After clocking 70 hours a week, such visits were mandatory at Grumman. But Pullo, of Wantagh, didn't stop there.
He routinely clocked 90-hour weeks. And, some nights he didn't bother going home, instead curling up inside a trailer used by some of the astronauts working on the $180-million modules.
"Some of my time sheets were unbelievable," recalled Pullo, 68. "But working on the modules was like building the pyramids. We knew we were working on something that was going to be tremendously historic."
The Apollo missions led to Neal Armstrong's first steps taken on the moon and a U.S. victory in the race against the Russians to get there. The lunar missions also produced hundreds of rock and sediment samples for study and the first photographs taken of the Earth from outer space.
Today, one of the few remaining modules is on display at the Cradle of Aviation Museum in Mitchell Field, which makes the thousands of local residents - who welded the metal, tightened the bolts and had a hand in assembling the first 15 spacecraft ever built - burst with hometown pride.
"Sometimes we wondered if we were going to pull this off," said another former Grumman engineer, Frank Verano, 67, of Westbury. "you have to remember, nothing like this had ever been done before, It was only natural to have some doubts. But you fell in love with the work and never wanted to stop."
So when plans got under way earlier this year to display the module - called LM13 - at the museum, Pullo, Verano and many others were quick to volunteer their time.
Until now, only two modules intended for lunar exploration have been on public display in the United States: one at the National Air and Space Museum in Washington, D.C., the other at the John F. Kennedy Space Center in Cape Canaveral, Fla.
"When you look at our aircraft and spacecraft heritage, so much of it took place here on Long Island, it's only fitting we should have one too," said Tom Gwynne, the museum's senior planning manager.
Inside the museum's hangar yesterday morning, a crane slowly lifted the upper portion of the module, known as the ascent stage, and placed it atop the lower descent stage.
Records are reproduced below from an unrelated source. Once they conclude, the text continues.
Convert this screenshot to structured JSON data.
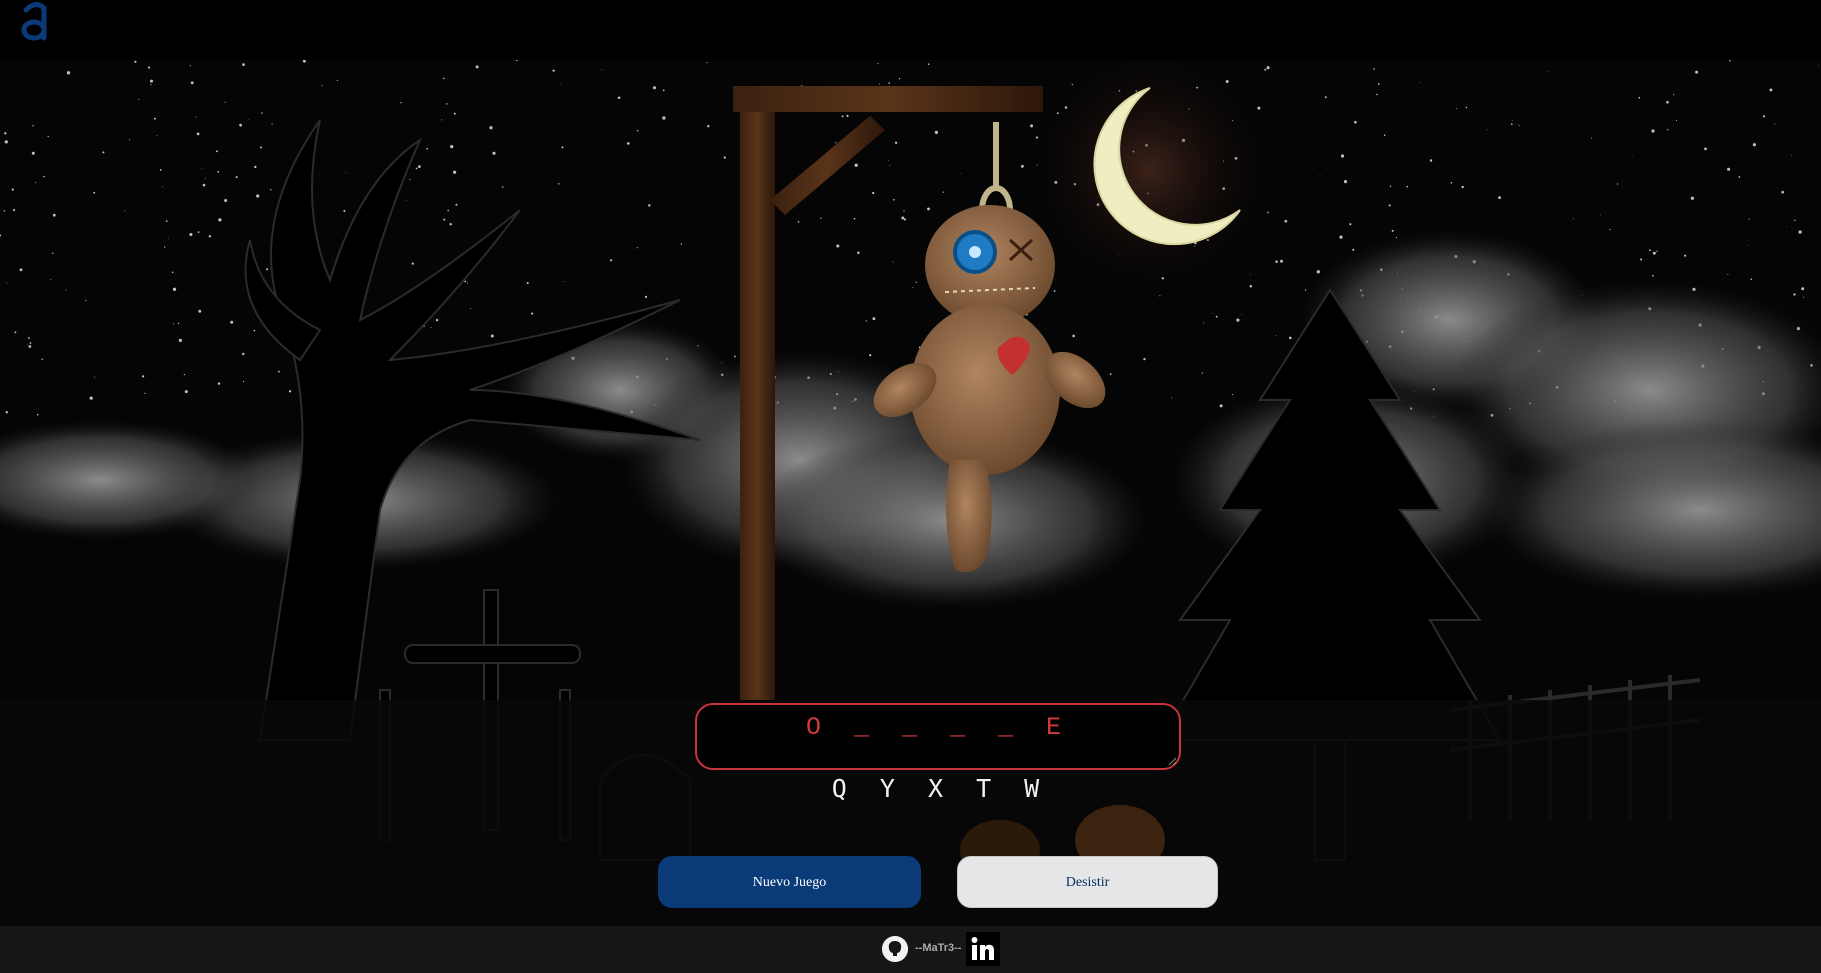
{
  "app": {
    "logo_letter": "a",
    "logo_color": "#0a3a78"
  },
  "game": {
    "word_display": "O _ _ _ _ E",
    "wrong_letters": "Q Y X T W",
    "accent_red": "#c8343a"
  },
  "buttons": {
    "new_game_label": "Nuevo Juego",
    "quit_label": "Desistir",
    "primary_color": "#0a3a78",
    "secondary_color": "#e6e6e8"
  },
  "footer": {
    "author": "--MaTr3--",
    "github_icon": "github-icon",
    "linkedin_icon": "linkedin-icon"
  }
}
Once fitted, the 22-foot aluminum and steel craft was positioned at a tilt identical to the lunar module used on the storied Apollo 11 mission, which landed gingerly on the side of a lunar hill in the summer of 1969.
Had the U.S. government not terminated the Apollo program in 1972 for political and economic reasons, LM13 would have been the next to go, scheduled for a 1973 mission exploring one of the largest lunar craters.
"Once they go up there, they don't come back," said museum curator Josh Stoff, referring to the decent stage, which is left behind on the moon and the ascent stage, which delivers the astronauts back to command base, then detonates against the moon.
"There are six others up there now; it [LM13] would have been number seven," added Stoff. "We're lucky we have it here today."